The ministers held counsel together. At these rumours and cries and the uproar which filled the square, as on the day when they carried the head of the Princesse de Lamballe on a pike, the king and M. Odilon Barrot advanced to the edge of the terrace. The people never uttered a single cry of "Vive le roi!" but shouted "Vive Odilon Barrot!" at the top of their voices.
M. Odilon Barrot was greatly embarrassed by this popularity, which was thus contrasted publicly with the unpopularity shown towards the king.

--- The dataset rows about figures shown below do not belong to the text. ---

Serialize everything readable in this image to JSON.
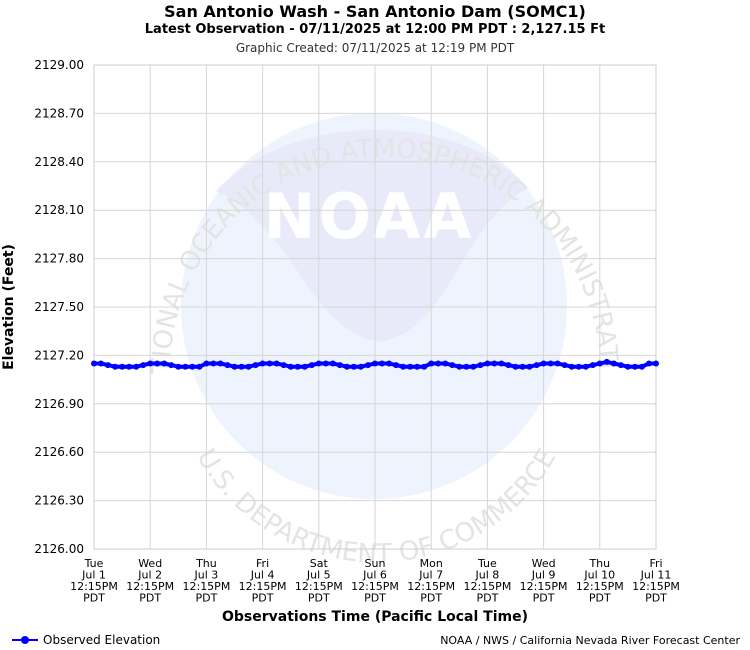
{
  "header": {
    "title": "San Antonio Wash - San Antonio Dam (SOMC1)",
    "subtitle": "Latest Observation - 07/11/2025 at 12:00 PM PDT : 2,127.15 Ft",
    "created": "Graphic Created: 07/11/2025 at 12:19 PM PDT"
  },
  "watermark": {
    "logo_text": "NOAA",
    "ring_top": "NATIONAL OCEANIC AND ATMOSPHERIC ADMINISTRATION",
    "ring_bottom": "U.S. DEPARTMENT OF COMMERCE"
  },
  "legend": {
    "label": "Observed Elevation",
    "color": "#0000ff"
  },
  "credit": "NOAA / NWS / California Nevada River Forecast Center",
  "chart_data": {
    "type": "line",
    "xlabel": "Observations Time (Pacific Local Time)",
    "ylabel": "Elevation (Feet)",
    "ylim": [
      2126.0,
      2129.0
    ],
    "yticks": [
      "2129.00",
      "2128.70",
      "2128.40",
      "2128.10",
      "2127.80",
      "2127.50",
      "2127.20",
      "2126.90",
      "2126.60",
      "2126.30",
      "2126.00"
    ],
    "ytick_values": [
      2129.0,
      2128.7,
      2128.4,
      2128.1,
      2127.8,
      2127.5,
      2127.2,
      2126.9,
      2126.6,
      2126.3,
      2126.0
    ],
    "xlim": [
      0,
      10
    ],
    "xticks": [
      [
        "Tue",
        "Jul 1",
        "12:15PM",
        "PDT"
      ],
      [
        "Wed",
        "Jul 2",
        "12:15PM",
        "PDT"
      ],
      [
        "Thu",
        "Jul 3",
        "12:15PM",
        "PDT"
      ],
      [
        "Fri",
        "Jul 4",
        "12:15PM",
        "PDT"
      ],
      [
        "Sat",
        "Jul 5",
        "12:15PM",
        "PDT"
      ],
      [
        "Sun",
        "Jul 6",
        "12:15PM",
        "PDT"
      ],
      [
        "Mon",
        "Jul 7",
        "12:15PM",
        "PDT"
      ],
      [
        "Tue",
        "Jul 8",
        "12:15PM",
        "PDT"
      ],
      [
        "Wed",
        "Jul 9",
        "12:15PM",
        "PDT"
      ],
      [
        "Thu",
        "Jul 10",
        "12:15PM",
        "PDT"
      ],
      [
        "Fri",
        "Jul 11",
        "12:15PM",
        "PDT"
      ]
    ],
    "grid": true,
    "series": [
      {
        "name": "Observed Elevation",
        "color": "#0000ff",
        "x": [
          0,
          0.125,
          0.25,
          0.375,
          0.5,
          0.625,
          0.75,
          0.875,
          1,
          1.125,
          1.25,
          1.375,
          1.5,
          1.625,
          1.75,
          1.875,
          2,
          2.125,
          2.25,
          2.375,
          2.5,
          2.625,
          2.75,
          2.875,
          3,
          3.125,
          3.25,
          3.375,
          3.5,
          3.625,
          3.75,
          3.875,
          4,
          4.125,
          4.25,
          4.375,
          4.5,
          4.625,
          4.75,
          4.875,
          5,
          5.125,
          5.25,
          5.375,
          5.5,
          5.625,
          5.75,
          5.875,
          6,
          6.125,
          6.25,
          6.375,
          6.5,
          6.625,
          6.75,
          6.875,
          7,
          7.125,
          7.25,
          7.375,
          7.5,
          7.625,
          7.75,
          7.875,
          8,
          8.125,
          8.25,
          8.375,
          8.5,
          8.625,
          8.75,
          8.875,
          9,
          9.125,
          9.25,
          9.375,
          9.5,
          9.625,
          9.75,
          9.875,
          10
        ],
        "y": [
          2127.15,
          2127.15,
          2127.14,
          2127.13,
          2127.13,
          2127.13,
          2127.13,
          2127.14,
          2127.15,
          2127.15,
          2127.15,
          2127.14,
          2127.13,
          2127.13,
          2127.13,
          2127.13,
          2127.15,
          2127.15,
          2127.15,
          2127.14,
          2127.13,
          2127.13,
          2127.13,
          2127.14,
          2127.15,
          2127.15,
          2127.15,
          2127.14,
          2127.13,
          2127.13,
          2127.13,
          2127.14,
          2127.15,
          2127.15,
          2127.15,
          2127.14,
          2127.13,
          2127.13,
          2127.13,
          2127.14,
          2127.15,
          2127.15,
          2127.15,
          2127.14,
          2127.13,
          2127.13,
          2127.13,
          2127.13,
          2127.15,
          2127.15,
          2127.15,
          2127.14,
          2127.13,
          2127.13,
          2127.13,
          2127.14,
          2127.15,
          2127.15,
          2127.15,
          2127.14,
          2127.13,
          2127.13,
          2127.13,
          2127.14,
          2127.15,
          2127.15,
          2127.15,
          2127.14,
          2127.13,
          2127.13,
          2127.13,
          2127.14,
          2127.15,
          2127.16,
          2127.15,
          2127.14,
          2127.13,
          2127.13,
          2127.13,
          2127.15,
          2127.15
        ]
      }
    ]
  }
}
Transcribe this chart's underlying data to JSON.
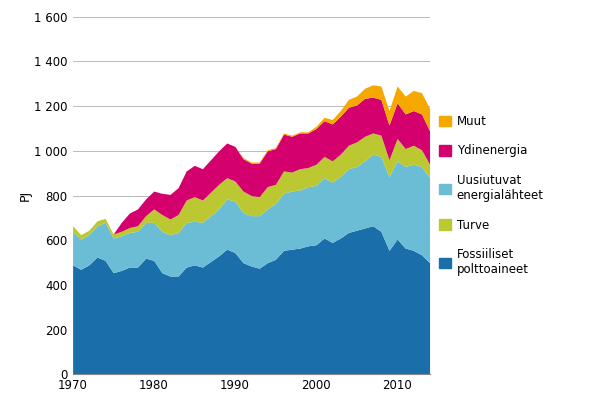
{
  "years": [
    1970,
    1971,
    1972,
    1973,
    1974,
    1975,
    1976,
    1977,
    1978,
    1979,
    1980,
    1981,
    1982,
    1983,
    1984,
    1985,
    1986,
    1987,
    1988,
    1989,
    1990,
    1991,
    1992,
    1993,
    1994,
    1995,
    1996,
    1997,
    1998,
    1999,
    2000,
    2001,
    2002,
    2003,
    2004,
    2005,
    2006,
    2007,
    2008,
    2009,
    2010,
    2011,
    2012,
    2013,
    2014
  ],
  "fossiiliset": [
    490,
    470,
    490,
    525,
    510,
    455,
    465,
    480,
    480,
    520,
    510,
    455,
    440,
    440,
    480,
    490,
    480,
    505,
    530,
    560,
    545,
    500,
    485,
    475,
    500,
    515,
    555,
    560,
    565,
    575,
    580,
    610,
    590,
    610,
    635,
    645,
    655,
    665,
    640,
    555,
    605,
    565,
    555,
    535,
    500
  ],
  "uusiutuvat": [
    150,
    135,
    135,
    140,
    170,
    155,
    155,
    155,
    160,
    160,
    170,
    185,
    185,
    195,
    200,
    195,
    200,
    205,
    210,
    225,
    230,
    225,
    225,
    235,
    240,
    250,
    255,
    260,
    260,
    265,
    265,
    270,
    270,
    275,
    285,
    285,
    300,
    320,
    335,
    330,
    350,
    365,
    385,
    395,
    380
  ],
  "turve": [
    25,
    20,
    20,
    22,
    18,
    18,
    20,
    22,
    25,
    30,
    60,
    75,
    70,
    80,
    100,
    110,
    100,
    105,
    110,
    95,
    90,
    95,
    90,
    85,
    100,
    85,
    100,
    85,
    95,
    85,
    95,
    95,
    95,
    100,
    105,
    110,
    110,
    95,
    95,
    75,
    100,
    80,
    85,
    75,
    60
  ],
  "ydinenergia": [
    0,
    0,
    0,
    0,
    0,
    0,
    40,
    65,
    75,
    75,
    80,
    95,
    110,
    120,
    130,
    140,
    140,
    145,
    150,
    155,
    155,
    145,
    145,
    150,
    160,
    160,
    165,
    160,
    160,
    155,
    160,
    160,
    165,
    170,
    170,
    165,
    170,
    160,
    160,
    155,
    160,
    155,
    155,
    160,
    150
  ],
  "muut": [
    0,
    0,
    0,
    0,
    0,
    0,
    0,
    0,
    0,
    0,
    0,
    0,
    0,
    0,
    0,
    0,
    0,
    0,
    0,
    0,
    0,
    5,
    5,
    5,
    5,
    5,
    5,
    5,
    5,
    5,
    10,
    15,
    20,
    25,
    35,
    40,
    45,
    55,
    60,
    65,
    75,
    80,
    90,
    95,
    100
  ],
  "color_fossiiliset": "#1a6fab",
  "color_uusiutuvat": "#6bbdd6",
  "color_turve": "#bcc832",
  "color_ydinenergia": "#d4006e",
  "color_muut": "#f5a800",
  "ylabel": "PJ",
  "ylim": [
    0,
    1600
  ],
  "yticks": [
    0,
    200,
    400,
    600,
    800,
    1000,
    1200,
    1400,
    1600
  ],
  "ytick_labels": [
    "0",
    "200",
    "400",
    "600",
    "800",
    "1 000",
    "1 200",
    "1 400",
    "1 600"
  ],
  "xlim": [
    1970,
    2014
  ],
  "xticks": [
    1970,
    1980,
    1990,
    2000,
    2010
  ],
  "legend_muut": "Muut",
  "legend_ydin": "Ydinenergia",
  "legend_uusiu": "Uusiutuvat\nenergialähteet",
  "legend_turve": "Turve",
  "legend_fossi": "Fossiiliset\npolttoaineet",
  "background_color": "#ffffff"
}
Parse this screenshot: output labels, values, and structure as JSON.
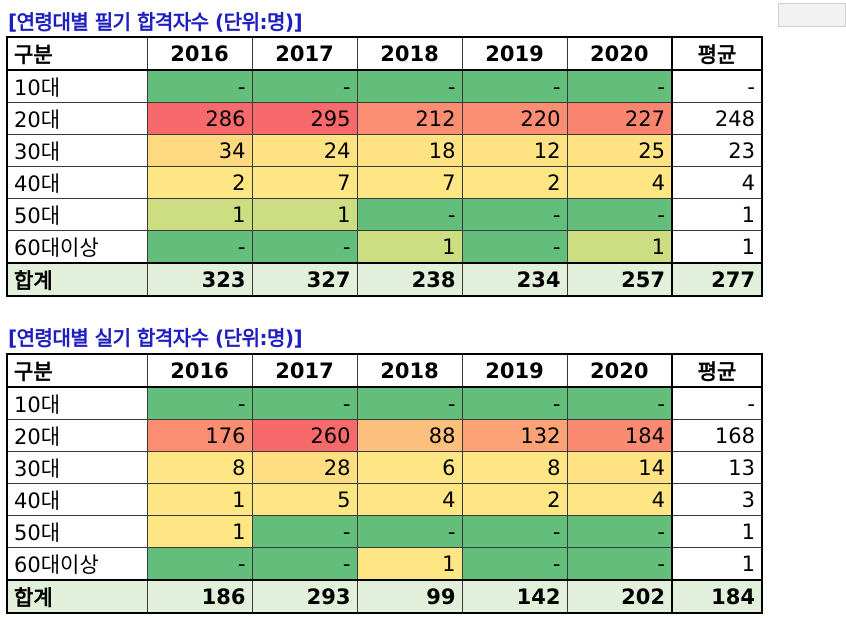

But Louis-Philippe laughed.
"Oh!" said the king, "don't heed their cries, Monsieur Barrot; in 1792, I heard the fathers of these very people shout, 'Vive Pétion!' as now these men are shouting 'Vive Barrot!'"
[CHAPTER III]
Oudard tells me that Louis-Philippe wishes to see me—Visit to M. Deviolaine—Hutin, supernumerary horse-guardsman—My interview with the king about la Vendée and the policy of juste milieu—Bixio an artilleryman—He undertakes to get me enrolled in his battery—I send in my resignation to Louis-Philippe
It was in the midst of all these troubles that I had arrived; and what I have just told in the preceding chapter and the very want of method in my telling it, depict plainly enough the strange state of exasperation which people's minds had reached. I had handed my report to General La Fayette and he, no doubt, had sent it to the king; for, five or six days after my return, I received a letter from Oudard asking me to go and see him. I therefore at once presented myself at the Palais-Royal; in spite of all that the old head of my office had done to me, I had a real affection for him. My conviction was that, like M. Deviolaine, he had thought me stupid, and that, under this delusion, he had set himself to oppose my work.